Marc (who wrote most of POIFS) said he didn't know what the clsid was so he just set it to 0.

[EMAIL PROTECTED] wrote:
The sequence, as far as I can tell, is:

1) POIFSFileSystem(stream) is called

2) POIFSFileSystem() is the first call, which sets the property table to
be new PropertyTable() and root to be null.
Nothing else of relevance to the current issue, until processProperties,
with the directory as null

3)Inside processProperties, the first check for the parent, results it
being set as getRoot().

4)In getRoot(), since root is still null, it creates a root from the
property table, so we can translate how _root got instantiated to:

new DirectoryNode(new PropertyTable().getRoot(), this, null)

in EntryNode (super of Directory Node) the property is assigned, which
means it is equivalent to new PropertyTable().getRoot()

5) getStorageClsid() is equivalent to getProperty().getStorageClsid(),
which means that it is equivalent to (new
PropertyTable()).getRoot().getStorageClsid()

6) This can be substituted with (new RootProperty()).getStorageClsid()
because root property is only ever assigned once in PropertyTable().

7) in RootProperty, nothing overrides the determination of cls id, so,
going through a bunch of supers, we get Property() as the one
responsible for creating it.

8) since _raw_data is of type new byte[], the assignment to
_storage_clsid is new ClassID(new byte[], some default offset).  Since
the byte array is empty, the stored class id is therefore all 0s.

In other words, new POIFSFileSystem(stream).getRoot().getStorageClsid().toString()
should always return a bunch of 0s.

Note that there is a PropertyTable(start, blockList) that appears to
generate better stuff, but that is a local variable in
POIFSFileSystem(InputStream) perhaps the bug is that it should be
assigned to the class variable instead?

Jeff Wang
diCarta, Inc.


-----Original Message-----
From: Daniel Noll [mailto:[EMAIL PROTECTED] Sent: Monday, March 20, 2006 7:46 PM
To: POI Users List
Subject: Re: getStorageClsid()

Daniel Noll wrote:

I'm fairly certain this is a bug because I've traced the creation of

the
properties in a debugger, and the root property does have the correct ClassID. At some point in the POIFSFileSystem constructor, it is then


throwing away the class ID, but I can't see exactly where it's being thrown to.
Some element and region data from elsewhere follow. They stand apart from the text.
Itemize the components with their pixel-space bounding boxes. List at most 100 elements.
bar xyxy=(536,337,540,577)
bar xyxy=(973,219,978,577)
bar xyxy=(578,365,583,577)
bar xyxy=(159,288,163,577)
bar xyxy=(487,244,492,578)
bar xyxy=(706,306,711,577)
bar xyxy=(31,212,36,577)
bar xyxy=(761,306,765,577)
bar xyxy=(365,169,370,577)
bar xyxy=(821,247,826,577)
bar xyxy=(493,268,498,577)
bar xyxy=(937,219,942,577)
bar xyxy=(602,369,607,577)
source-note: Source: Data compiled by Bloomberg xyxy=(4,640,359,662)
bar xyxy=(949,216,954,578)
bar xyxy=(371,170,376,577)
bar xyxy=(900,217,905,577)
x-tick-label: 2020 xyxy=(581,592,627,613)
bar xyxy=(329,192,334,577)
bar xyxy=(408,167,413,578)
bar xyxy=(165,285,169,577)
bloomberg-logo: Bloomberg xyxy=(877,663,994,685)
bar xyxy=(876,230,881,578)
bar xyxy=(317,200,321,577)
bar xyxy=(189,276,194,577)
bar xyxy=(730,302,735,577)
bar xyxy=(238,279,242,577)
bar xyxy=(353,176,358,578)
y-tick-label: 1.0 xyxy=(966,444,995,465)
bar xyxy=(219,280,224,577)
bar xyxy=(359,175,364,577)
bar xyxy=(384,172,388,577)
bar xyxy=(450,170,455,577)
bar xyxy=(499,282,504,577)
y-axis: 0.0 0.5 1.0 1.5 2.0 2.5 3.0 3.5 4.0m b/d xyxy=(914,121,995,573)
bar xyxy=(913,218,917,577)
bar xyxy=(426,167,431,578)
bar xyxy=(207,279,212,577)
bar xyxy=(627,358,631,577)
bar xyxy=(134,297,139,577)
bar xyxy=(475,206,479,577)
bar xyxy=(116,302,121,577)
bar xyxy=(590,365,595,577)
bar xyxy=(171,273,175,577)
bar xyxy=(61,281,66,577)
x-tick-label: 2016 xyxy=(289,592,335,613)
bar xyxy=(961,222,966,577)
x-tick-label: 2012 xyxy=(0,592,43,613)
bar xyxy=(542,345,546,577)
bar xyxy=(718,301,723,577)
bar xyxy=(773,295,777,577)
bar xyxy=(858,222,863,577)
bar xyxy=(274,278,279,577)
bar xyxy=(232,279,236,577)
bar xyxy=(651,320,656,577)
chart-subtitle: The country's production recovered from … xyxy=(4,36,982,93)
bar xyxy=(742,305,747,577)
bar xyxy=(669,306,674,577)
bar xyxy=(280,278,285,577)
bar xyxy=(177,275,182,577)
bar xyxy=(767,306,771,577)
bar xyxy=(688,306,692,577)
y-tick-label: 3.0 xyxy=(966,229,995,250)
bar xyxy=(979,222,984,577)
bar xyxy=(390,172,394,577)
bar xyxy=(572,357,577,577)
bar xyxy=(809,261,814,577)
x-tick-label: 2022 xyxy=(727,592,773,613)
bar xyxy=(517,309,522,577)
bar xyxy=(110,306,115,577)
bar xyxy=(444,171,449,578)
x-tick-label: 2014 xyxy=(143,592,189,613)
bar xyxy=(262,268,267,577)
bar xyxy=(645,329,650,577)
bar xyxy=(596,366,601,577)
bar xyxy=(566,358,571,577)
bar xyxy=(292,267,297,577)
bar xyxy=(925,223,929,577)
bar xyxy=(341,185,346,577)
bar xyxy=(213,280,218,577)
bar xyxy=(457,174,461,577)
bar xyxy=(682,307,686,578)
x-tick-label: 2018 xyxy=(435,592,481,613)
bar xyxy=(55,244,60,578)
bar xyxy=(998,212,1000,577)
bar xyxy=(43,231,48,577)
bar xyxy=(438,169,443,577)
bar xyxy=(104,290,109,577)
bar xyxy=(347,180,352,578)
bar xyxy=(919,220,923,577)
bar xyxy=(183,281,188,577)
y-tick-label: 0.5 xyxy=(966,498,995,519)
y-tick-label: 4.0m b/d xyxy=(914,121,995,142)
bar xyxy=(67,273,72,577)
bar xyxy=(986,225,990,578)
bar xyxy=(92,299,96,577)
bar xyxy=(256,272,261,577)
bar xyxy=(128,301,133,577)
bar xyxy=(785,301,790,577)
A reasonable workaround seems to be adding this at the bottom of the (second) POIFSFileSystem constructor:

     getRoot().setStorageClsid(properties.getRoot().getStorageClsid());

This doesn't fix the underlying problem which is that the entire root is

somehow being clobbered somewhere, but it does at least make the one method I do need to call work as expected.